The analysis of the angles formed between the weight vectors of each variable and the axis of the components indicate that the parameters most associated with PC1 may be related to agricultural activities, such as thermotolerant coliforms, turbidity and TAN, and with natural factors, such as temperature and DFe, according to local geochemical characteristics. These results corroborate to the analyses applied previously.

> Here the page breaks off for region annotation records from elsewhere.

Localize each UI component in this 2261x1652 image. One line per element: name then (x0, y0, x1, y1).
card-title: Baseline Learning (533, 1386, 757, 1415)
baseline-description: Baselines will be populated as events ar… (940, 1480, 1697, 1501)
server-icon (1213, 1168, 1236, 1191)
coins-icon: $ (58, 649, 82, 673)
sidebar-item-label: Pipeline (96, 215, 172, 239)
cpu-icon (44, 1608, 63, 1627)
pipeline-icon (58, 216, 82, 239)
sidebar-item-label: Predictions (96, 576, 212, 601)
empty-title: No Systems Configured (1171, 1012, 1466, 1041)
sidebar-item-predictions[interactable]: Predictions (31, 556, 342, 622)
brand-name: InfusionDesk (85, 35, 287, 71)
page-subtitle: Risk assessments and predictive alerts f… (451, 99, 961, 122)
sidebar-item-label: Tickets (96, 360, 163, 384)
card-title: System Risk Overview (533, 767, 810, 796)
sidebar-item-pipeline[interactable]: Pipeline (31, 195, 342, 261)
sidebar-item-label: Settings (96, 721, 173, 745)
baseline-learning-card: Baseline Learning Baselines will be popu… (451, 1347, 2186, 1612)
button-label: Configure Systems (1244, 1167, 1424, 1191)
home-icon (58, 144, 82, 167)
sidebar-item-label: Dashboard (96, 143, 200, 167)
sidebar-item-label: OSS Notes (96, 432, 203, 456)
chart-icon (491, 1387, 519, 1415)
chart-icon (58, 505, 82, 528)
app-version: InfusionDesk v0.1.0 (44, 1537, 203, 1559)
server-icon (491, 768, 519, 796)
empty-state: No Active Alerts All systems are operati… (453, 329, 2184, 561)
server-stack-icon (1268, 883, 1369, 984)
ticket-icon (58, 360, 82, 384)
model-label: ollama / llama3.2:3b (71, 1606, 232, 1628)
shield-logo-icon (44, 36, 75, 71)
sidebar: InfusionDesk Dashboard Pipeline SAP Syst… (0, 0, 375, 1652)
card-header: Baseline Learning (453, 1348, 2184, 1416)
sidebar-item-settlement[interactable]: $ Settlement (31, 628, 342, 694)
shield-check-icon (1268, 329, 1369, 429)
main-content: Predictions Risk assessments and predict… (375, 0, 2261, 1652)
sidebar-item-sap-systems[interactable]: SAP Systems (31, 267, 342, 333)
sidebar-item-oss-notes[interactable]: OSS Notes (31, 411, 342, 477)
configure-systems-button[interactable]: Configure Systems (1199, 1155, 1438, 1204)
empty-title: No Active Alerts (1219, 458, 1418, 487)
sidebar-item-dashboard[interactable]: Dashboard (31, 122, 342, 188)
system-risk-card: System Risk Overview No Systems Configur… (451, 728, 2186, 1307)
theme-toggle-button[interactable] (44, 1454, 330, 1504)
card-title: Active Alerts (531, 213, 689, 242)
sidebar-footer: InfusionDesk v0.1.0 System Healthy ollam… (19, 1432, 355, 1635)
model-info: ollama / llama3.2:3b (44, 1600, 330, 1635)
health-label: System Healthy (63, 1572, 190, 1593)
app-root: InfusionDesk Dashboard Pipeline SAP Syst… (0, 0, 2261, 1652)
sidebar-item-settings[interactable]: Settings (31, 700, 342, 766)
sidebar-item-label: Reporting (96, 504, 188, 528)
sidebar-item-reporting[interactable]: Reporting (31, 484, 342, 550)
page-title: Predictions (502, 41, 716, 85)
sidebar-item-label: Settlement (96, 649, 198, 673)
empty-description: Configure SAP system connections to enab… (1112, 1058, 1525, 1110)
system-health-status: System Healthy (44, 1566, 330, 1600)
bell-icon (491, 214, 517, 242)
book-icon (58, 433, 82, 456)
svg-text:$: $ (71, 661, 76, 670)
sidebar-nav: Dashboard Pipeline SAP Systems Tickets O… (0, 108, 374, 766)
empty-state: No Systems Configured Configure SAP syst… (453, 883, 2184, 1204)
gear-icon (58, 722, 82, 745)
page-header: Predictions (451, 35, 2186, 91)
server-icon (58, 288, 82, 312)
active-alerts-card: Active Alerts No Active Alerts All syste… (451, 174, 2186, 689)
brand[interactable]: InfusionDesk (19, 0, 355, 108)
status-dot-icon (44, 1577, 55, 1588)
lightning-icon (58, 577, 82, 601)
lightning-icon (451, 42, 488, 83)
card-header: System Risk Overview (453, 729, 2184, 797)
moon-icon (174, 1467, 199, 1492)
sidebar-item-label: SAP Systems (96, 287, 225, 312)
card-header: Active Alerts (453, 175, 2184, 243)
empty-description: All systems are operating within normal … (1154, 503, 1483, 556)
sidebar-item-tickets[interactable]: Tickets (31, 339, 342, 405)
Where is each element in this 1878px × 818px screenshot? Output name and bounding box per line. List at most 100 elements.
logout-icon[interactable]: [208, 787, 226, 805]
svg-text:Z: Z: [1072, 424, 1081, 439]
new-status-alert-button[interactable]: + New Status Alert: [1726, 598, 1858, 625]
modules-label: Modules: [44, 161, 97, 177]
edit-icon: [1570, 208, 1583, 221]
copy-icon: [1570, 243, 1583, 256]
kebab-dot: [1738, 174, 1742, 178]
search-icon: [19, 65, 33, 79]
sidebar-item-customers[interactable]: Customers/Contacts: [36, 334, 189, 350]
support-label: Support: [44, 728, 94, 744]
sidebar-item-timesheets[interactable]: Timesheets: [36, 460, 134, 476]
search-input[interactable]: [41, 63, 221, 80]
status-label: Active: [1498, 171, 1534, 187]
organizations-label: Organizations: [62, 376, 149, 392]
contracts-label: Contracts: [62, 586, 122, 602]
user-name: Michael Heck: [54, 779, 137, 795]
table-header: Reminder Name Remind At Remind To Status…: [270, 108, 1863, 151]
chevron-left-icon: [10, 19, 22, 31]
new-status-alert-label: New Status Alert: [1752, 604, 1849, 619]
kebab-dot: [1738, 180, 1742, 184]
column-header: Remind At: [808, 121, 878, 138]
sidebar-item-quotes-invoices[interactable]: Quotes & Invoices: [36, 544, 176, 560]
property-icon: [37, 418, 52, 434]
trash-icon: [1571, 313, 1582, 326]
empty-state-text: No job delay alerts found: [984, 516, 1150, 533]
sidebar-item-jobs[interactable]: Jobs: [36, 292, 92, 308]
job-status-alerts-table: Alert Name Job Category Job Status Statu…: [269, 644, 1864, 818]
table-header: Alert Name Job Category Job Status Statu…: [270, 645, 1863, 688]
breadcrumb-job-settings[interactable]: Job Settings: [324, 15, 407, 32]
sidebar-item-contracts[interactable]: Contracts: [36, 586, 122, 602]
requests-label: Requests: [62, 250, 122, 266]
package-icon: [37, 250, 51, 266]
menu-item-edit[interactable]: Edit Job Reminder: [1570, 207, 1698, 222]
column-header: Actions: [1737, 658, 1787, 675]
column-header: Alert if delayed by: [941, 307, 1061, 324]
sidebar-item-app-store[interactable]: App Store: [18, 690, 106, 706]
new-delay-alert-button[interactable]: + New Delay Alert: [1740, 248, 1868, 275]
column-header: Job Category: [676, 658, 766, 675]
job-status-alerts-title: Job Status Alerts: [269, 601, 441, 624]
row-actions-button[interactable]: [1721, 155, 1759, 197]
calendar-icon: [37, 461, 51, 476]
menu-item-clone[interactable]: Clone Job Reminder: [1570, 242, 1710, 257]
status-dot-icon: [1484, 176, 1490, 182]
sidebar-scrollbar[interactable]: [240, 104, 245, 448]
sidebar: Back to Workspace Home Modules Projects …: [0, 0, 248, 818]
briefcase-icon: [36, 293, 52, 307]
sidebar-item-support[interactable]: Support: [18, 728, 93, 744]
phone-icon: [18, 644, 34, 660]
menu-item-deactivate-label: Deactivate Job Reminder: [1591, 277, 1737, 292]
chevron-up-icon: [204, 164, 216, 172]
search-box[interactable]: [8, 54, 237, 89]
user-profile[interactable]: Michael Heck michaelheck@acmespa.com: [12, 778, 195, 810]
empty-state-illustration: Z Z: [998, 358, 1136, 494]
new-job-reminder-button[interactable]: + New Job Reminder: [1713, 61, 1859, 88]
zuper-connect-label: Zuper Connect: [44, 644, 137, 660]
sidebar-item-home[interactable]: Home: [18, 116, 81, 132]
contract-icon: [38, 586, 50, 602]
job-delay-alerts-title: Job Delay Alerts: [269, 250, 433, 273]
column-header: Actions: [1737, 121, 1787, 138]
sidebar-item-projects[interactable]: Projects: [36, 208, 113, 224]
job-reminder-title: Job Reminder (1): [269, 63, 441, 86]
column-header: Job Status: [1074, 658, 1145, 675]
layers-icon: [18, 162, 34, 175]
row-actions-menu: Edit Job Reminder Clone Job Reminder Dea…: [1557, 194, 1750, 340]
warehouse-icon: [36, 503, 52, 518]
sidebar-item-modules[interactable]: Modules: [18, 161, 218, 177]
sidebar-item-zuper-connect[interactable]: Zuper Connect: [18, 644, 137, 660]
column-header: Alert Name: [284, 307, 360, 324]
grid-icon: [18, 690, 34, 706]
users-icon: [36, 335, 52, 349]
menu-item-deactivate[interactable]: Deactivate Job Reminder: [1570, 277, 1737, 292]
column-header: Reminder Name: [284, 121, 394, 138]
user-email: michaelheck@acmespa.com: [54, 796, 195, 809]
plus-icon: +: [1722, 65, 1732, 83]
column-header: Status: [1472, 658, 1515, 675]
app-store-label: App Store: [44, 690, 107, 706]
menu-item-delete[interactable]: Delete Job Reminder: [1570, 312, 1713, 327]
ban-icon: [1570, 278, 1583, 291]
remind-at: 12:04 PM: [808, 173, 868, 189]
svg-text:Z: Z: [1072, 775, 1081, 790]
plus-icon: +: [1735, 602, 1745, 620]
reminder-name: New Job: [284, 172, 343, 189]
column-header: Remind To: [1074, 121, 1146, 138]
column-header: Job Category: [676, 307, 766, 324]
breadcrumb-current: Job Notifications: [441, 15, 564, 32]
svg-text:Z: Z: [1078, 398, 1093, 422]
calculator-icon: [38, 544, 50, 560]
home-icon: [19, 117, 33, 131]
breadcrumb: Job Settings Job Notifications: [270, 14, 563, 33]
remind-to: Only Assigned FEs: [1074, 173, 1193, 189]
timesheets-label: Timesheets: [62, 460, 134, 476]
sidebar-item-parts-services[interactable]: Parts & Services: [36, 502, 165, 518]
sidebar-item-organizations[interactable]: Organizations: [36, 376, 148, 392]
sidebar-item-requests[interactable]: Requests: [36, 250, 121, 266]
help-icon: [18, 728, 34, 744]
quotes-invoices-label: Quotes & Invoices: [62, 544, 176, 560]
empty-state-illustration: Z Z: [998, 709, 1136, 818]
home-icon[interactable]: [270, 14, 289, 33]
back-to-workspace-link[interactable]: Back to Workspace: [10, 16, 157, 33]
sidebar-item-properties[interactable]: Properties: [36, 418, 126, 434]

For PC2, the variables of greatest weight seem to be related to the acidity of the region's water (talc, pH, and SO4−2), explained by the soil characteristics and the composition of the rocks used in the construction of the HPP Irapé dam (Cemig, 2012).

Conclusion

The descriptive statistics pointed out that, in general, the water quality of the HPP Irapé reservoir and its contributors is adequate for their uses, except for DFe.

The CA separated the stations into four clusters, two consisting of isolated monitoring stations and two of larger groups. Cluster I (C1) consisted of stations with greater influence from lentic environments and Cluster II (C2) consisted of stations with more influence from lotic environments, located upstream of the reservoir. These results demonstrate the reservoir influence on the regional water quality. The distinct behavior between the lentic and lotic environments was also evident in the PCA.

The analyses employed indicated a better water quality in the stations in the reservoir. This can be associated with the sedimentation process of the pollutants due to the slower water flow rate and vertical stratification. However, this study analyzed only the reservoir surface waters, due to the absence of data in the other depths. Thus, it is suggested that future works explore and consider the entire water column of the reservoir to complement this study. Another suggestion is the inclusion of the biological data evaluation and a greater exploration of data referring to metals, given the low pH values found in the region and the great impact that these components have in aquatic biota.

Finally, Spearman’s correlation analysis and PCA indicated that the main variables responsible for altering the quality of the region can be associated with natural factors, such as local geological characteristics, as well as with agricultural and livestock activities in the region.